Updated: Mar 8
An effective leader cares as much about the people doing the job as they do about getting the job done right. Where does that come from? It all begins by asking yourself big questions, such as:
· How would I want to be treated in this situation?
· How would I want someone to support me?
Throughout my career, those questions have become a kind of filter through which I resolve challenging situations. I would tell myself, “I am going to treat other people the way I’d want them to treat me." In other words, using the Golden Rule in the workplace will resolve many business situations and help you become a better leader.
Many years ago, I was a quality analyst for a major bank in St. Paul, Minnesota. As an analyst, my job was to monitor phone calls between customer service representatives and bank customers. Then, on a one-on-one basis, I would offer the CSR feedback on what they did well and how they could improve their performance.
A few days after my wife and I had our first child, my manager, Sharon, asked me, "John, where do you see yourself in the next five years?" I told her that I'd been wrestling with that very question for a long time. I said that, because of my background in speech communication, I felt like a solution without a problem - I loved to speak but did not yet have anything to talk about.
Sharon said, "John, let’s make this a win/win. Over the next week, put some ideas down on how the bank can help you with your professional growth goals and how you can mutually help the bank win too."
The following week I sat down with Sharon and shared my idea for a win/win. I told her that, as a quality analyst, I know where rookie CSR’s typically will run into trouble or experience difficulty at the onset of their job. I then proposed a 2-hour training class to help new CSR's understand the challenges they might face and what they could learn from their predecessors.

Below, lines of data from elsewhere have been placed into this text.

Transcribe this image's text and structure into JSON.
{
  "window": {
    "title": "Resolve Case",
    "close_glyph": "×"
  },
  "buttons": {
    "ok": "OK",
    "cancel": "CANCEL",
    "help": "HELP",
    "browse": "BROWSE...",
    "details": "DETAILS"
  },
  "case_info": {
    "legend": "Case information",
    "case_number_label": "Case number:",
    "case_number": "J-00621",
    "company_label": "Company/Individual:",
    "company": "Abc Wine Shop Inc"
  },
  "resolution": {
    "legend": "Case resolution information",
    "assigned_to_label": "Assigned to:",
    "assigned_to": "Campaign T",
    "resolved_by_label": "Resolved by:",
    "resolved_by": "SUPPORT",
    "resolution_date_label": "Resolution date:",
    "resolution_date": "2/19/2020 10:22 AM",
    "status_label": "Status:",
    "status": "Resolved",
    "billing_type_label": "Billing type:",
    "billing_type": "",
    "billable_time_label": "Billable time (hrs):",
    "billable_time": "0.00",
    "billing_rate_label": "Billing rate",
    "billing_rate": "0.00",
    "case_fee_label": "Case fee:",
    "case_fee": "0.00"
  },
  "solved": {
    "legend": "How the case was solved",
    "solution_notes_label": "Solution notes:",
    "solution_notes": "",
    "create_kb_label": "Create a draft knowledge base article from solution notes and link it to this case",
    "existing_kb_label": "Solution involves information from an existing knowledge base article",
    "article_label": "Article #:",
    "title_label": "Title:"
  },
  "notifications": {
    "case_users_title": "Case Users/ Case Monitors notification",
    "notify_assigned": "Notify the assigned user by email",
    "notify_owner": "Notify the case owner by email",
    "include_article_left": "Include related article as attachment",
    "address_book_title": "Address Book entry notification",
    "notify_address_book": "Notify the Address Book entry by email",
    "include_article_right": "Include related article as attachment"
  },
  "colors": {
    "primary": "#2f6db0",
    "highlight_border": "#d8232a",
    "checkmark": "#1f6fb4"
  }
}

Sharon loved the idea. Together, we drafted a proposal for the training program, which she presented at her next operations meeting. Within two months, I was speaking to 30 rookie CSR’s, feeling like I was making a difference in their jobs and solving their problems! It was a game-changing moment that would guide the rest of my career.
Without realizing it right away, I was learning an invaluable lesson in leadership from Sharon.
For years, I’d thought of a leader as a boss who helps another do better on a phone call or a task. On that day, I realized that a leader has a much more significant influence. Today, I firmly believe that the best leaders can help change someone’s career or life, simply by caring about the people working for them.
There is nothing magical about management. As a leader, you have got to care! You have got to like people. You have to show up every day and act like people matter. You got to bring it every day and become intentional with your actions. The will to want to work faster, harder, and smarter does not lie in the employee’s hands or on their shoulders. It rests in the employee’s mind and heart, and a great leader will focus on appealing to that to bring out the best in their employees. People are not widgets or other units of production. They are humans deserving of respect and care. An effective leader cares about not only getting the job done but about the players getting the job done.